Can you really grow impatiens as houseplants? That’s the question on everyone’s mind these days. The answer is yes you can. The conditions indoors are more suitable for this shade plant. And you can also control the humidity levels in the house which reduces the risk of downy mildew.
But how can you grow impatiens as potted plants? And what kind of care and maintenance work is required? And how about propagation? Would the seeds from the faded flowers sprout automagically in the same pot by the next spring? So many questions and the answers are below.
How to Fix It
You won’t have to worry about propagation when you grow impatiens indoors. The plants will not die in the winter. So you can keep them as perennials. As long as you provide adequate growing conditions, there’s no reason why you shouldn’t enjoy the green foliage and rich blooms for many years.
You can either start the impatiens from seeds or transplant the mature plants in the garden into pots and bring them inside. Keep the container on a window sill throughout the winter so that it can get sun exposure. If the sun gets too hot even in the winter, place the plant on a window facing north. Too much sun exposure can damage the plant, but a total lack of sunlight in the winter is not recommended either.

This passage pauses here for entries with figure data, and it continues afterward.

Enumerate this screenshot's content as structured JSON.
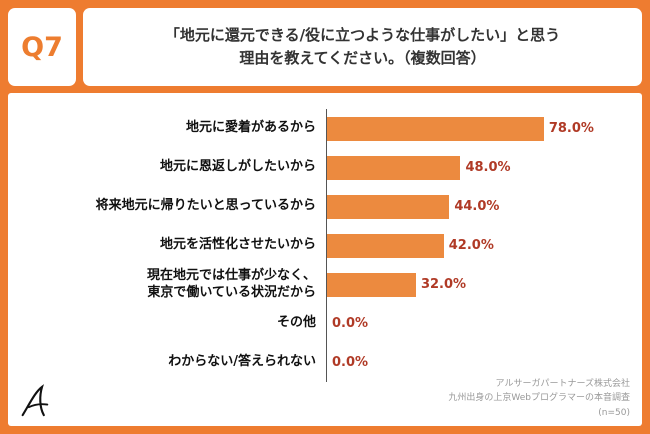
{
  "header": {
    "q_label": "Q7",
    "title": "「地元に還元できる/役に立つような仕事がしたい」と思う\n理由を教えてください。（複数回答）"
  },
  "chart_data": {
    "type": "bar",
    "orientation": "horizontal",
    "title": "「地元に還元できる/役に立つような仕事がしたい」と思う理由を教えてください。（複数回答）",
    "categories": [
      "地元に愛着があるから",
      "地元に恩返しがしたいから",
      "将来地元に帰りたいと思っているから",
      "地元を活性化させたいから",
      "現在地元では仕事が少なく、\n東京で働いている状況だから",
      "その他",
      "わからない/答えられない"
    ],
    "values": [
      78,
      48,
      44,
      42,
      32,
      0,
      0
    ],
    "value_labels": [
      "78.0%",
      "48.0%",
      "44.0%",
      "42.0%",
      "32.0%",
      "0.0%",
      "0.0%"
    ],
    "xlim": [
      0,
      100
    ],
    "grid": false,
    "legend": false,
    "bar_color": "#EC8A3F",
    "value_label_color": "#B03A26",
    "background_color": "#EE7C30"
  },
  "footer": {
    "lines": [
      "アルサーガパートナーズ株式会社",
      "九州出身の上京Webプログラマーの本音調査",
      "(n=50)"
    ]
  },
  "logo": {
    "glyph": "A"
  }
}
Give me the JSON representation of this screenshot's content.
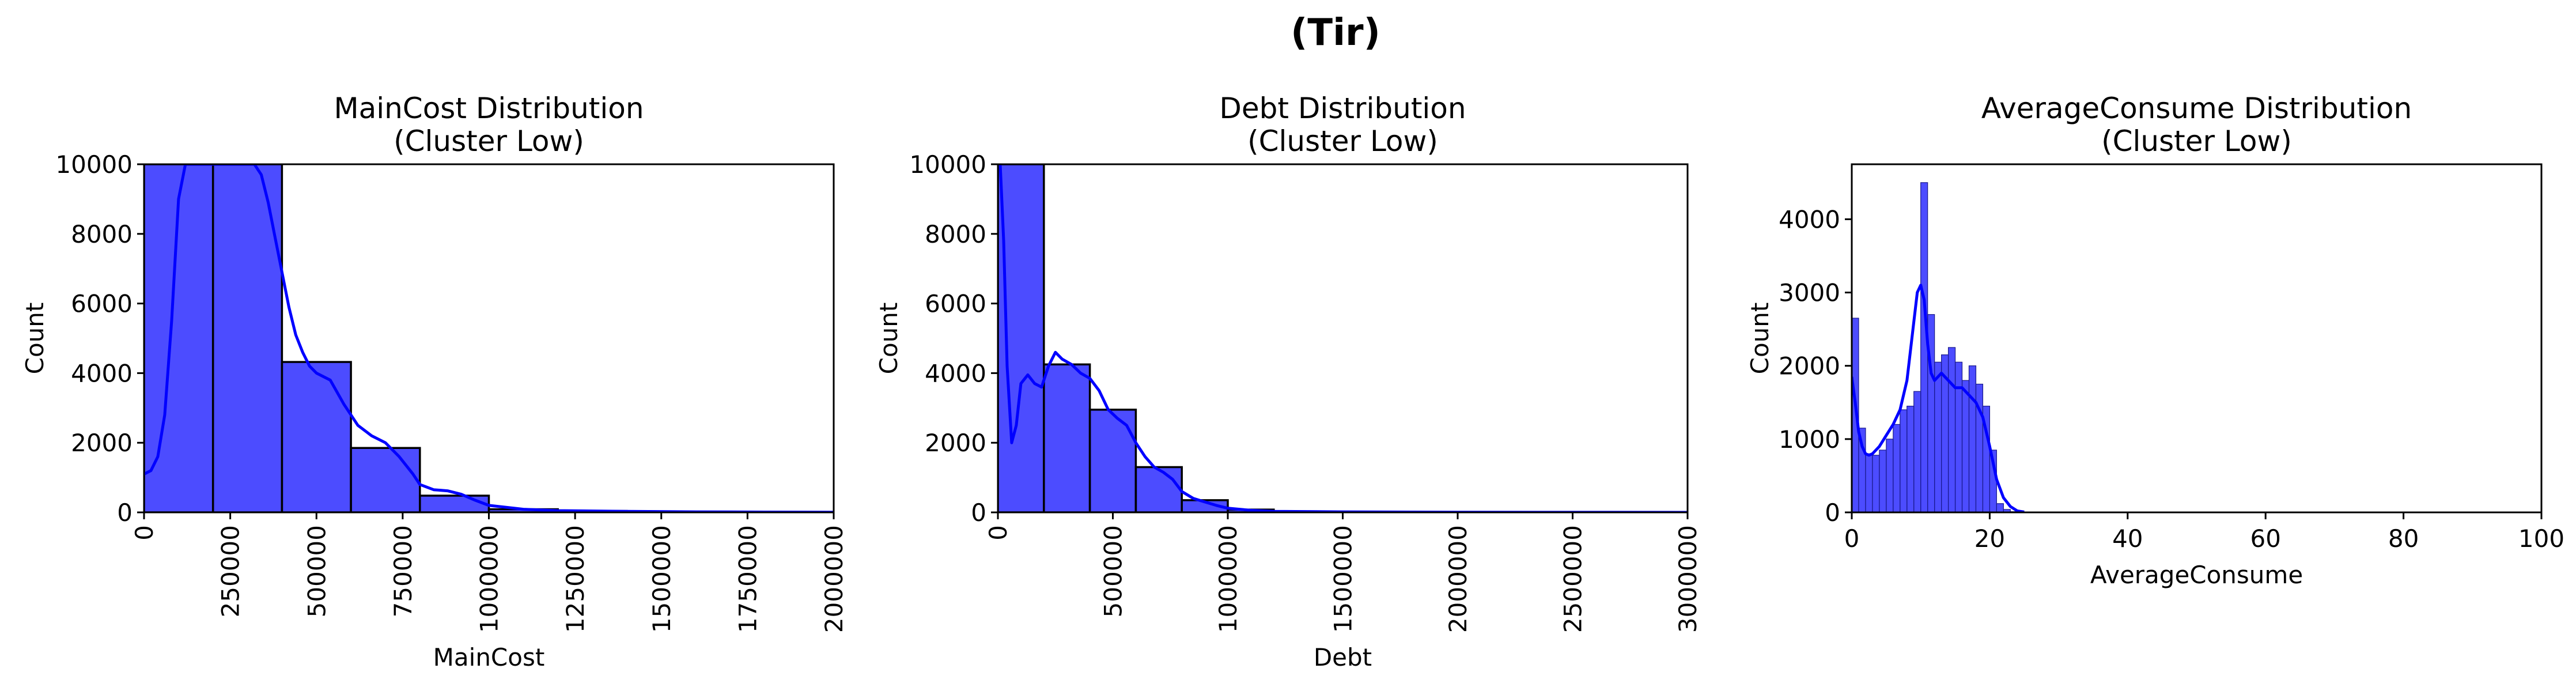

Keep the temperature in the room above 55 degrees F. You can place a heat mat under the container until the weather warms up eventually.
Impatiens Plant Companions
As drought-resistant plants, impatiens can put up with any kind of plant you grow it with. But it’s not always a good idea to throw plants together and hope for the best. As far as ornamental plants are concerned, you need to make sure the bloom colors create harmony and match each other.
Bloom time is also important. You wouldn’t want all the plants to bloom together and for the rest of the year leave that corner of the garden too dark and lackluster.
How to Fix It
Since impatiens are shade plants, make sure to pair them with other shade-loving plants. Azaleas are the first plants to come to mind. In fact, it’s a sort of a gardening tradition to plant impatiens and azaleas. They are both well-behaved plants that don’t compete over water or nutrients.
Other impatiens companion plants to consider include Bleeding heart, monkshood, balloon flower, fuchsia, astilbe, caladium, elephant ear, goat’s beard, hosta, asparagus fern, turtlehead, columbine, Jacob’s ladder, sweet potato vine, ferns, coleus, the wishbone flower, lobelia, begonia, forget-me-not, bacopa.
Pair the impatiens with plants with dark green foliage such as cimicifuga, coral bells, and ajuga. Citronelle heuchera is another perennial whose yellowish foliage compliments the vivid colors of the impatiens’ blooms.